Hello all,

I am trying to import and clean a number of documents (imported into a dataset as a single variable) for later analysis.

Each document consists of long dialogs between speakers, where each speaker is identified with parentheses. Some of the documents are very long, and include thousands of statements (which exceed the total number of variables I can add in my flavor of Stata).

Code:
* Example generated by -dataex-. For more info, type help dataex
clear
input str13 filename str235 text
"document1.txt" "(speaker a): Lorem ipsum dolor sit amet. (speaker b): Ut enim ad minim veniam. (speaker c): quis nostrud exercitation ullamco laboris nisi. (speaker x): Tincidunt vitae."
"document2.txt" "(speaker f): Tortor consequat id porta nibh venenatis. (speaker g:) Enim sed."                                                                                            
""              "(speaker h:) Tincidunt vitae semper. (speaker i): quis lectus nulla at volutpat diam. (speaker j): Quis varius quam quisque."                                             
end


In order to process the documents, I use split text, p("):"). One I have split the document, I then reshape it to long (so that each individual statements is a separate observation).

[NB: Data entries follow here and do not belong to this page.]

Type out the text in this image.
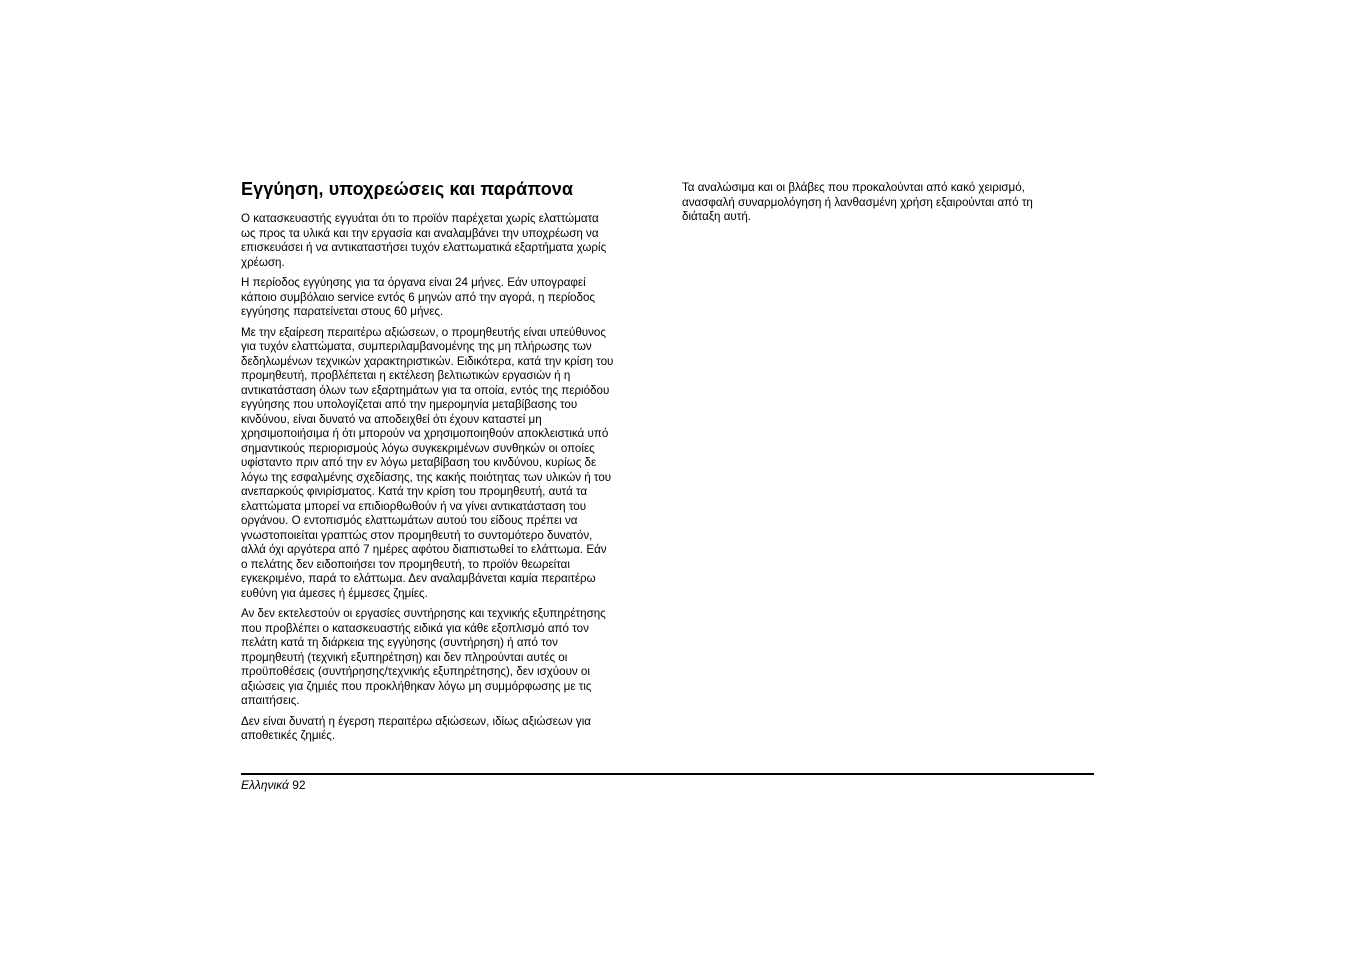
Εγγύηση, υποχρεώσεις και παράπονα

Ο κατασκευαστής εγγυάται ότι το προϊόν παρέχεται χωρίς ελαττώματα
ως προς τα υλικά και την εργασία και αναλαμβάνει την υποχρέωση να
επισκευάσει ή να αντικαταστήσει τυχόν ελαττωματικά εξαρτήματα χωρίς
χρέωση.

Η περίοδος εγγύησης για τα όργανα είναι 24 μήνες. Εάν υπογραφεί
κάποιο συμβόλαιο service εντός 6 μηνών από την αγορά, η περίοδος
εγγύησης παρατείνεται στους 60 μήνες.

Με την εξαίρεση περαιτέρω αξιώσεων, ο προμηθευτής είναι υπεύθυνος
για τυχόν ελαττώματα, συμπεριλαμβανομένης της μη πλήρωσης των
δεδηλωμένων τεχνικών χαρακτηριστικών. Ειδικότερα, κατά την κρίση του
προμηθευτή, προβλέπεται η εκτέλεση βελτιωτικών εργασιών ή η
αντικατάσταση όλων των εξαρτημάτων για τα οποία, εντός της περιόδου
εγγύησης που υπολογίζεται από την ημερομηνία μεταβίβασης του
κινδύνου, είναι δυνατό να αποδειχθεί ότι έχουν καταστεί μη
χρησιμοποιήσιμα ή ότι μπορούν να χρησιμοποιηθούν αποκλειστικά υπό
σημαντικούς περιορισμούς λόγω συγκεκριμένων συνθηκών οι οποίες
υφίσταντο πριν από την εν λόγω μεταβίβαση του κινδύνου, κυρίως δε
λόγω της εσφαλμένης σχεδίασης, της κακής ποιότητας των υλικών ή του
ανεπαρκούς φινιρίσματος. Κατά την κρίση του προμηθευτή, αυτά τα
ελαττώματα μπορεί να επιδιορθωθούν ή να γίνει αντικατάσταση του
οργάνου. Ο εντοπισμός ελαττωμάτων αυτού του είδους πρέπει να
γνωστοποιείται γραπτώς στον προμηθευτή το συντομότερο δυνατόν,
αλλά όχι αργότερα από 7 ημέρες αφότου διαπιστωθεί το ελάττωμα. Εάν
ο πελάτης δεν ειδοποιήσει τον προμηθευτή, το προϊόν θεωρείται
εγκεκριμένο, παρά το ελάττωμα. Δεν αναλαμβάνεται καμία περαιτέρω
ευθύνη για άμεσες ή έμμεσες ζημίες.

Αν δεν εκτελεστούν οι εργασίες συντήρησης και τεχνικής εξυπηρέτησης
που προβλέπει ο κατασκευαστής ειδικά για κάθε εξοπλισμό από τον
πελάτη κατά τη διάρκεια της εγγύησης (συντήρηση) ή από τον
προμηθευτή (τεχνική εξυπηρέτηση) και δεν πληρούνται αυτές οι
προϋποθέσεις (συντήρησης/τεχνικής εξυπηρέτησης), δεν ισχύουν οι
αξιώσεις για ζημιές που προκλήθηκαν λόγω μη συμμόρφωσης με τις
απαιτήσεις.

Δεν είναι δυνατή η έγερση περαιτέρω αξιώσεων, ιδίως αξιώσεων για
αποθετικές ζημιές.

Τα αναλώσιμα και οι βλάβες που προκαλούνται από κακό χειρισμό,
ανασφαλή συναρμολόγηση ή λανθασμένη χρήση εξαιρούνται από τη
διάταξη αυτή.

Ελληνικά 92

However, as noted, some of the documents are so long that the split will generate too many variables. (The longest document has around 3,000 statements).

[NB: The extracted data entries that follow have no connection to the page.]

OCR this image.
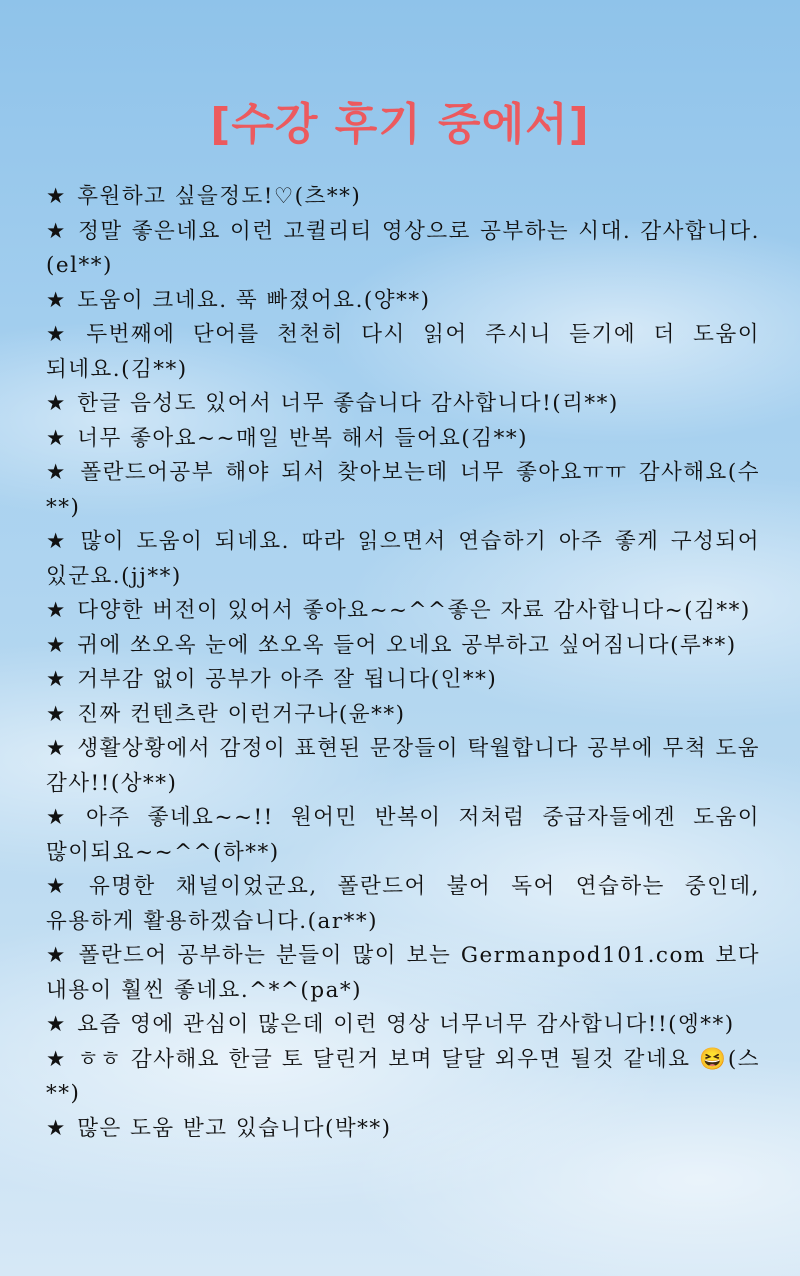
[수강 후기 중에서]
★ 후원하고 싶을정도!♡(츠**)
★ 정말 좋은네요 이런 고퀼리티 영상으로 공부하는 시대. 감사합니다.(el**)
★ 도움이 크네요. 푹 빠졌어요.(양**)
★ 두번째에 단어를 천천히 다시 읽어 주시니 듣기에 더 도움이 되네요.(김**)
★ 한글 음성도 있어서 너무 좋습니다 감사합니다!(리**)
★ 너무 좋아요~~매일 반복 해서 들어요(김**)
★ 폴란드어공부 해야 되서 찾아보는데 너무 좋아요ㅠㅠ 감사해요(수**)
★ 많이 도움이 되네요. 따라 읽으면서 연습하기 아주 좋게 구성되어 있군요.(jj**)
★ 다양한 버전이 있어서 좋아요~~^^좋은 자료 감사합니다~(김**)
★ 귀에 쏘오옥 눈에 쏘오옥 들어 오네요 공부하고 싶어짐니다(루**)
★ 거부감 없이 공부가 아주 잘 됩니다(인**)
★ 진짜 컨텐츠란 이런거구나(윤**)
★ 생활상황에서 감정이 표현된 문장들이 탁월합니다 공부에 무척 도움 감사!!(상**)
★ 아주 좋네요~~!! 원어민 반복이 저처럼 중급자들에겐 도움이 많이되요~~^^(하**)
★ 유명한 채널이었군요, 폴란드어 불어 독어 연습하는 중인데, 유용하게 활용하겠습니다.(ar**)
★ 폴란드어 공부하는 분들이 많이 보는 Germanpod101.com 보다 내용이 훨씬 좋네요.^*^(pa*)
★ 요즘 영에 관심이 많은데 이런 영상 너무너무 감사합니다!!(엥**)
★ ㅎㅎ 감사해요 한글 토 달린거 보며 달달 외우면 될것 같네요 😆(스**)
★ 많은 도움 받고 있습니다(박**)
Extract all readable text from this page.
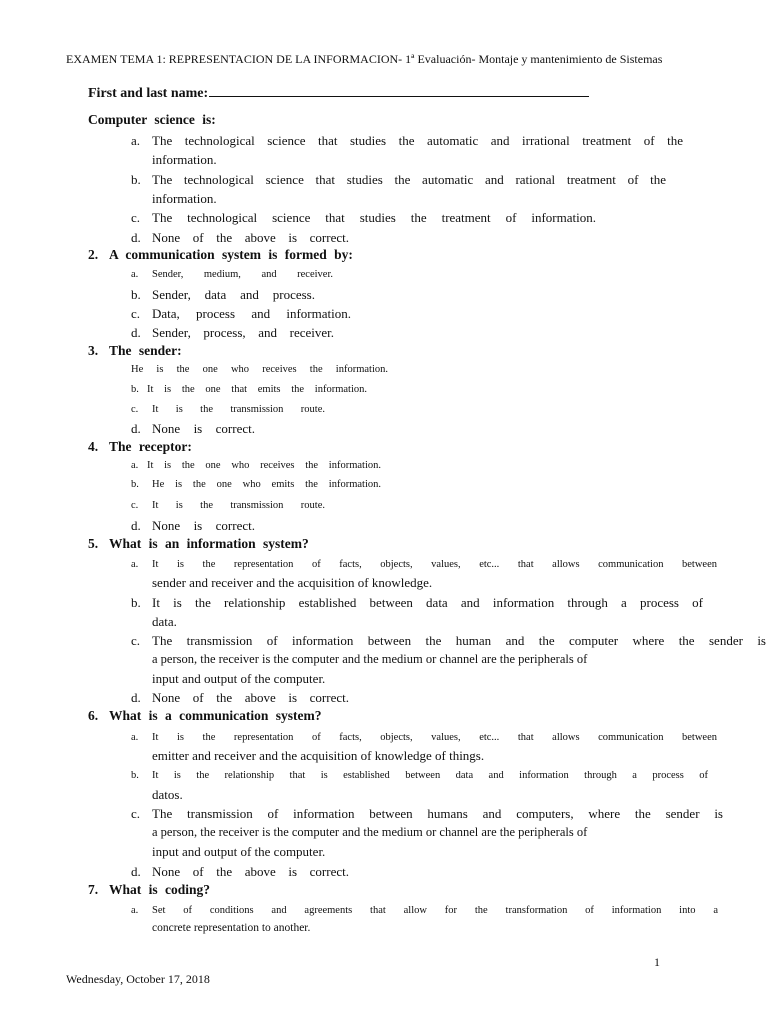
EXAMEN TEMA 1: REPRESENTACION DE LA INFORMACION- 1ª Evaluación- Montaje y mantenimiento de Sistemas
First and last name:
Computer science is:
a. The technological science that studies the automatic and irrational treatment of the
information.
b. The technological science that studies the automatic and rational treatment of the
information.
c. The technological science that studies the treatment of information.
d. None of the above is correct.
2. A communication system is formed by:
a. Sender, medium, and receiver.
b. Sender, data and process.
c. Data, process and information.
d. Sender, process, and receiver.
3. The sender:
He is the one who receives the information.
b. It is the one that emits the information.
c. It is the transmission route.
d. None is correct.
4. The receptor:
a. It is the one who receives the information.
b. He is the one who emits the information.
c. It is the transmission route.
d. None is correct.
5. What is an information system?
a. It is the representation of facts, objects, values, etc... that allows communication between
sender and receiver and the acquisition of knowledge.
b. It is the relationship established between data and information through a process of
data.
c. The transmission of information between the human and the computer where the sender is
a person, the receiver is the computer and the medium or channel are the peripherals of
input and output of the computer.
d. None of the above is correct.
6. What is a communication system?
a. It is the representation of facts, objects, values, etc... that allows communication between
emitter and receiver and the acquisition of knowledge of things.
b. It is the relationship that is established between data and information through a process of
datos.
c. The transmission of information between humans and computers, where the sender is
a person, the receiver is the computer and the medium or channel are the peripherals of
input and output of the computer.
d. None of the above is correct.
7. What is coding?
a. Set of conditions and agreements that allow for the transformation of information into a
concrete representation to another.
1
Wednesday, October 17, 2018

I have several options I am thinking about conceptually, but I'm not sure how to properly execute them.

-The easiest would be to simply cut the string in half, and then run split in two different datasets. The problem, however, is that a) the string length varies dramatically (300,000 to 900,000 characters), and it is not well correlated with the number of statements (some of the statements are very short interjections).

-use moss text, match("):") to identify all the instances of "):" in the string. Using the string position identified by moss, I can then split each string based on roughly the 1,500th instance of "):", then run split on these separately (and avoid the variable addition limit).

However, I'm not sure how to use the value of _pos1500 to cut each string individually into two parts:

It would look something like this (not using code that works):

Code:
gen text1 = text

replace text= strpos(text, 1, [value of _pos1500])
replace text1= strpos(text1, [value of _pos1500], [end of the string])
I'd appreciate any advice anyone had on this problem, or another way to think about it entirely!

Thanks.